Experimental Analysis and Results
Uniform Weights Baseline
The authors first test whether attention is necessary by comparing models with uniform attention weights against those with learned attention weights. They find that for datasets like AG News and 20 Newsgroups, the attention mechanism offers little to no improvement, indicating that these datasets are not suitable for testing the role of attention in explainability.
Variance with Random Seeds
To assess the normal variance in attention distributions, the authors train multiple models with different random seeds. They show that some datasets, like SST, exhibit robust attention distributions despite random variations, while others, like Diabetes, show significant variability. This highlights the need to consider background stochastic variation when evaluating adversarial results.
Diagnostic Framework
The authors introduce an MLP model guided by pre-trained attention distributions. The results show that attention scores from the original LSTM models are useful and consistent, as they improve the MLP's performance compared to a learned distribution. This supports the notion that attention mechanisms capture meaningful token importance which transcends specific model architectures.
Adversarial Training Protocol
The authors propose a coherent training protocol for adversarial attention distributions, considering both prediction similarity and attention score divergence. Their findings confirm that while adversarial distributions can be found, they perform poorly in guiding simpler models, indicating that trained attention mechanisms do capture essential information about the data.

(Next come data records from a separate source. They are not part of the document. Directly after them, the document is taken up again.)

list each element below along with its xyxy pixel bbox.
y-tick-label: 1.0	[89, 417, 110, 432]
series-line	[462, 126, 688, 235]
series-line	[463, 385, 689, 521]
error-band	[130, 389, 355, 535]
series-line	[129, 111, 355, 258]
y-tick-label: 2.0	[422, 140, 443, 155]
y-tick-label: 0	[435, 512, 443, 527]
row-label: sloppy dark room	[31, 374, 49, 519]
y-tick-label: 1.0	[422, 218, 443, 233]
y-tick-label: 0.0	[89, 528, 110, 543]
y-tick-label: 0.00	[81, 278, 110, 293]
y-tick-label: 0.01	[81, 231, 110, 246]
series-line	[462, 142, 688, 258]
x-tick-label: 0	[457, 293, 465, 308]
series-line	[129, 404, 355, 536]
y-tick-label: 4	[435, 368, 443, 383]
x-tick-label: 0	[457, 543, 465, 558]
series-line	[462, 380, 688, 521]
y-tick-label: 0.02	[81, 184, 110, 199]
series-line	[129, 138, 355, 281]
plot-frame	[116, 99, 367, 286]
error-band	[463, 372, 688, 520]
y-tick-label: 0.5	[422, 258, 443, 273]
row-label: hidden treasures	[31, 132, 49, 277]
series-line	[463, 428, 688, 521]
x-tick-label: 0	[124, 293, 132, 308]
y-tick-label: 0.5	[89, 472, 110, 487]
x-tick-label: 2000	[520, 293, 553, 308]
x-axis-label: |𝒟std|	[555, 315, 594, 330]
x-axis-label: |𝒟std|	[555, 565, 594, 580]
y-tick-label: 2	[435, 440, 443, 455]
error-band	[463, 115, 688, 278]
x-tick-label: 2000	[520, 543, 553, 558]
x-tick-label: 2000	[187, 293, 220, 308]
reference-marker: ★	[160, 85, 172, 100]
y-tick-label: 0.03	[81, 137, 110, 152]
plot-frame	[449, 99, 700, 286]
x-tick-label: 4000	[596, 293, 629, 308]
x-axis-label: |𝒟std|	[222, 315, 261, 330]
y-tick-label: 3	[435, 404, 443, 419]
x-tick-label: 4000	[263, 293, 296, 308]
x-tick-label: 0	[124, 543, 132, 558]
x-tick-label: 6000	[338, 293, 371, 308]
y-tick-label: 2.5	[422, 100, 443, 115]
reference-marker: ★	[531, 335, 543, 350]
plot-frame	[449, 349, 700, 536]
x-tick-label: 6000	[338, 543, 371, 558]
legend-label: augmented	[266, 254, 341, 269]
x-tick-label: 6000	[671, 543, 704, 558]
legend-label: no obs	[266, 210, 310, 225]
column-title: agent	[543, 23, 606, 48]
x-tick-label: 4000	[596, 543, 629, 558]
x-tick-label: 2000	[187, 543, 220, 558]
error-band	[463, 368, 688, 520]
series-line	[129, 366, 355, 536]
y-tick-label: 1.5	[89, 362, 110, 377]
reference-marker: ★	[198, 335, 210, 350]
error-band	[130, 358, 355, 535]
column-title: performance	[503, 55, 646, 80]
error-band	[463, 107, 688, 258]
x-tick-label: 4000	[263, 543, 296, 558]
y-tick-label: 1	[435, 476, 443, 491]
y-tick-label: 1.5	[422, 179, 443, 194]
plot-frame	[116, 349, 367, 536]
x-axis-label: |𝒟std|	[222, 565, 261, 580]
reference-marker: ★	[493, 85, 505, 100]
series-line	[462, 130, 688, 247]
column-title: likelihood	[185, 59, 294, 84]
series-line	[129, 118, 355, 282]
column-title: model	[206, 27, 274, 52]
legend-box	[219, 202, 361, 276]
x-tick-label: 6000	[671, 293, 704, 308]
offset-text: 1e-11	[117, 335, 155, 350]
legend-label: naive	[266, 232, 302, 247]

Implications and Future Directions
The paper's findings have significant theoretical and practical implications for the use of attention mechanisms in NLP. The authors show that attention scores, despite their variability, provide useful insights into model behavior and token importance. These insights challenge the exclusivity requisite assumed by Jain and Wallace, suggesting that multiple valid explanations can coexist.
Future research directions include extending the analysis to other tasks and languages, incorporating human evaluations, and developing theoretical frameworks for estimating the usefulness of attention mechanisms based on dataset and model properties. Additionally, exploring the existence of multiple adversarial attention models can further elucidate the limits and potential of attention as an explanatory tool.
Conclusion
Wiegreffe and Pinter's paper offers a comprehensive critique and alternative evaluation methods for the role of attention in model explainability. By demonstrating that attention mechanisms can provide meaningful explanations under certain conditions, the authors contribute to a more nuanced understanding of explainability in NLP models. Their work serves as a valuable resource for researchers aiming to develop robust and interpretable AI systems.